Having spent some time with various secondary sources such as Abhidhamma studies By Nyanaponika Thera and A comprehensive manual of Abhidhamma By Anuruddha (Ed Bhikkhu Bodhi), I understand this principle that a hindrance and sati can't arise in the same citta. However, according to Abhidhamma, citta rise and fall extremely fast, so couldn't the hindrance and sati be alternating so fast that there is the illusion of them being contemporaneous?Macavity wrote: This would be possible according to the Sarvastivada Abhidharma, which treats mindfulness as an ethically variable mental factor, but not according to Theravada Abhidhamma (nor in reality) where sati is invariably a beautiful mental factor and hindrances invariably hinder its arising.
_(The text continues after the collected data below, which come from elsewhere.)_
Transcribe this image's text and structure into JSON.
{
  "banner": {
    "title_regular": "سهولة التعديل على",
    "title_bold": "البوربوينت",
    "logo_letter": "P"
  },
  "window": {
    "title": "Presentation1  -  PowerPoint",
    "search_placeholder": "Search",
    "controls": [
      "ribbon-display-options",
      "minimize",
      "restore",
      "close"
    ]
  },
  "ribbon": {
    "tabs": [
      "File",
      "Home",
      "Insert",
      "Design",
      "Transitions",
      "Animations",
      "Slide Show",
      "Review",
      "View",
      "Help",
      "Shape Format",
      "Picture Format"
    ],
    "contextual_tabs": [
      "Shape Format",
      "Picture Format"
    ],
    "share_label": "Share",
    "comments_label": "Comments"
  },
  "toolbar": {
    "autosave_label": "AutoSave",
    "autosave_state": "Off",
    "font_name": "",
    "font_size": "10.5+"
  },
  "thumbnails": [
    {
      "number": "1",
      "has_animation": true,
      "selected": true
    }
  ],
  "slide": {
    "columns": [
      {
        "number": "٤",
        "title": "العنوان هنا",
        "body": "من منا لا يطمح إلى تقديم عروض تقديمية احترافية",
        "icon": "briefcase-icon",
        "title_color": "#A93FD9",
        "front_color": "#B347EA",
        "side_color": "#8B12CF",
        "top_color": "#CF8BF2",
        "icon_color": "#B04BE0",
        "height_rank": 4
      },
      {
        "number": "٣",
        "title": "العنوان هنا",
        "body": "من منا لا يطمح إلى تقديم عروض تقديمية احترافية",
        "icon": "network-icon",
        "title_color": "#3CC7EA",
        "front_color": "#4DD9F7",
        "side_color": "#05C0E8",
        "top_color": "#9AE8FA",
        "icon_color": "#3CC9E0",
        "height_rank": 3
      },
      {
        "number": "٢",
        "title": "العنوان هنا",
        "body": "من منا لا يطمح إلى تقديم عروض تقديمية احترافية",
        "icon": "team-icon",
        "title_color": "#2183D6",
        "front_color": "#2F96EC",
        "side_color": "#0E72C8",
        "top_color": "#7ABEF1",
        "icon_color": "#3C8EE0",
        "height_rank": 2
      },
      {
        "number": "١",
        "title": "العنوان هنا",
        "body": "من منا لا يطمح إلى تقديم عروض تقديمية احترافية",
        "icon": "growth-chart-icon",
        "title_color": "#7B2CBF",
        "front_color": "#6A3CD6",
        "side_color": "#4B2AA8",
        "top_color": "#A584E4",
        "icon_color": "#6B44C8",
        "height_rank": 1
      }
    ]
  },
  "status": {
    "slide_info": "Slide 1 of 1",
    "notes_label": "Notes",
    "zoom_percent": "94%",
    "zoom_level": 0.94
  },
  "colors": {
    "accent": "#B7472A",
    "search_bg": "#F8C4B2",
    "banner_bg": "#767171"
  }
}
I often wonder how much we can (or need to) consider individual citta in terms of our experience. Clearly one can be happy or sad for a lot longer than the rise and fall of one citta (seconds, hours, days...!). It seems to me that in normal life the Abdhidhamma description is analogous to the quantum theory of light. I'm sitting in a room with fluorescent lighting and I know that what I'm seeing as white is the reflection of individual red, green, and blue photons from the sheets of paper scattered around my office. Continuing the analogy, I know that a red photon and a green photon can not all be detected (at one particular spot on my retina) at the same time. But the flood of photons. But I see white. I can't see that the light is composed of individual photons of different colours without special equipment.
Now, I can see the utility of the Abhidhamma description to understand some aspects of the mind, but I'm worried that sometimes the effect of the "quantum nature" of the citta is exaggerated. For example, we talk about dependent origination: contact, feeling, craving, ... Is the sequence supposed to be subsequent citta, or long sequences of citta?